Tuesday, February 6, 2018

Apprehensions growing

"Silence may be as variously shaded as speech."
—Edith Wharton (American, 1862-1937)
Word for the day
Crump (v)
To crunch or make a crunching sound, as with the teeth.
Malice towards none
Now since most of the book profits have been eroded, the finance minister may safely consider rolling back
First random thought this morning
While a large majority of political commentators have criticized the union budget for being unimaginative and short on peoples' expectation, no one so far has suggested what the finance minister could have done better.
The former finance minister Shri P. Chidambaram has been one of the most vocal critics of the budget.
All the budget data has been made public.
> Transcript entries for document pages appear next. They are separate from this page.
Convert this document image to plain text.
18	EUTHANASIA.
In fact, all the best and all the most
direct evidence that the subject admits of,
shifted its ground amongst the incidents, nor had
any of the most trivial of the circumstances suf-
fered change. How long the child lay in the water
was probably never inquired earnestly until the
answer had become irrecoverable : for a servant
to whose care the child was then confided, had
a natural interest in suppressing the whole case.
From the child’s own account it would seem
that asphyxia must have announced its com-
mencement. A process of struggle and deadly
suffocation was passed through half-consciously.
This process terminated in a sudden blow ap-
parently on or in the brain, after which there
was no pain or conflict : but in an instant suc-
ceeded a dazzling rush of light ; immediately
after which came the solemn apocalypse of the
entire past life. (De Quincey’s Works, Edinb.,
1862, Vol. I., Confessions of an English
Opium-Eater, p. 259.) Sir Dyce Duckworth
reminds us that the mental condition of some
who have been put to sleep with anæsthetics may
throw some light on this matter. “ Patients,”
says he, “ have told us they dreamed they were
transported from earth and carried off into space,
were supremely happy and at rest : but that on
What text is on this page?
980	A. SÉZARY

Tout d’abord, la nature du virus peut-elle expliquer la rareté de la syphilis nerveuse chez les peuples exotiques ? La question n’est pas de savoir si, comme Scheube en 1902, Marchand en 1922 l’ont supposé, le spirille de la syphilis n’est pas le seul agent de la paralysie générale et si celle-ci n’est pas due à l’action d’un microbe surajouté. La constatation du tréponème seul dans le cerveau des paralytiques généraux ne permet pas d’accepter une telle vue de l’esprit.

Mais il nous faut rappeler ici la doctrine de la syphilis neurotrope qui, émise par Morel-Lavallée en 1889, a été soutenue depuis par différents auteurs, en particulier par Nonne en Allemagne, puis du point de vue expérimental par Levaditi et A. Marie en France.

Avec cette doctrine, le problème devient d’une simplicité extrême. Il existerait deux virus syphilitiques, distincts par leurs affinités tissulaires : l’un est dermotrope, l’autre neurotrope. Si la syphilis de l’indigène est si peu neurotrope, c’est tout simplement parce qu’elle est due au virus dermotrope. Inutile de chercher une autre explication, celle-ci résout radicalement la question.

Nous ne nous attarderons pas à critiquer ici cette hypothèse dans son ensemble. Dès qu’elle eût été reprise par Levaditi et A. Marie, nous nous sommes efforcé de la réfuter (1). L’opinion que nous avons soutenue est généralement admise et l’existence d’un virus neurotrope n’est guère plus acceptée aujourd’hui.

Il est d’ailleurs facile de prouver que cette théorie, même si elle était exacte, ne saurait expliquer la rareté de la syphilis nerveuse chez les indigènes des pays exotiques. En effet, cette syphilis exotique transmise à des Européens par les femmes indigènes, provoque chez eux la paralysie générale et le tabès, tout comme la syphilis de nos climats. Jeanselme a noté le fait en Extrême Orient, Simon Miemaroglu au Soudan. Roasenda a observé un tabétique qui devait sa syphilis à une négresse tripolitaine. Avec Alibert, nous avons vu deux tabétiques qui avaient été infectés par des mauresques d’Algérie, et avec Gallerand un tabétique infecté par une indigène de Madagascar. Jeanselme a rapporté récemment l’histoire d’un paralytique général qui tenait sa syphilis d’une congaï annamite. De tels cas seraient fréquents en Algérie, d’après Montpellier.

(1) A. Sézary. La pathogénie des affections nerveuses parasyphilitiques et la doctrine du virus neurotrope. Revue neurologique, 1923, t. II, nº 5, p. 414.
Would it not be better if PC tells people what he would have done differently, by presenting his version of the budget based on available data.


Apprehensions growing

Post presentation of Union Budget last week, most capital market participants have become apprehensive. As of this morning, the apprehension level is much higher and all encompassing.
Most commentators are attributing the fall to the (a) introduction of section 112A in the Income Tax Act and amendment of section 115R, that proposes to tax the long term capital gains arising in respect of equity shares and units of the equity oriented mutual funds' (MFs) units and impose dividend distribution tax on equity MF units; and (b) relaxation in the FRBM targets for another couple of years.
In my view, it is not correct.
The correction in Indian stocks and bond market so far is mostly a reflection of the global trend, and there is nothing to suggest that equity and bond prices have corrected due to budget provisions.
For records, the budget estimates of net market borrowing for FY19 at Rs4,07,120cr is 15% lower than the revised estimates for FY18 (Rs. 4,79,864cr) and external debt is budgeted to be net payment of Rs2,589cr in FY19. Thus the only fear for bonds is sharp rise in crude prices. That at best is a conjecture at this point in time.
The anecdotal evidence suggest that so far there is no significant spurt in redemption or SIP cancellations requests with mutual funds.
In my view the correction in prices of stocks and bonds so far is due to (a) tighter liquidity (actual and anticipated); and (b) rising inflationary expectations.
Attributing the fall in prices of stocks and bonds to section 112A and higher fiscal deficit target could therefore be seriously misleading. In my view, these two factor do not at all warrant any significant correction in the prices.
So, I would like to ignore these two and remain focus on my primary premise for price correction, viz., macro worsening, tightening liquidity, rising cost of capital, rising inflationary expectations, and above all stretched valuations.
I am adding another factor to my list of negative factors for financial markets, i.e., rising inconsistency, incongruity and unpredictability of the policy direction.
The Prime Minister, first added the element of unpredictability through the step to replace 86% of currency in circulation, apparently without any conceptual framework. Then many of the government schemes are found to be inconsistent with the stated objective of "enablement vs. provision". Introduction of section 112A and amendment to section 115R are prima facie incongruous with the stated principle of predictability in taxation policy, especially when the government is actively encouraging lower middle people to invest in stock and bond markets.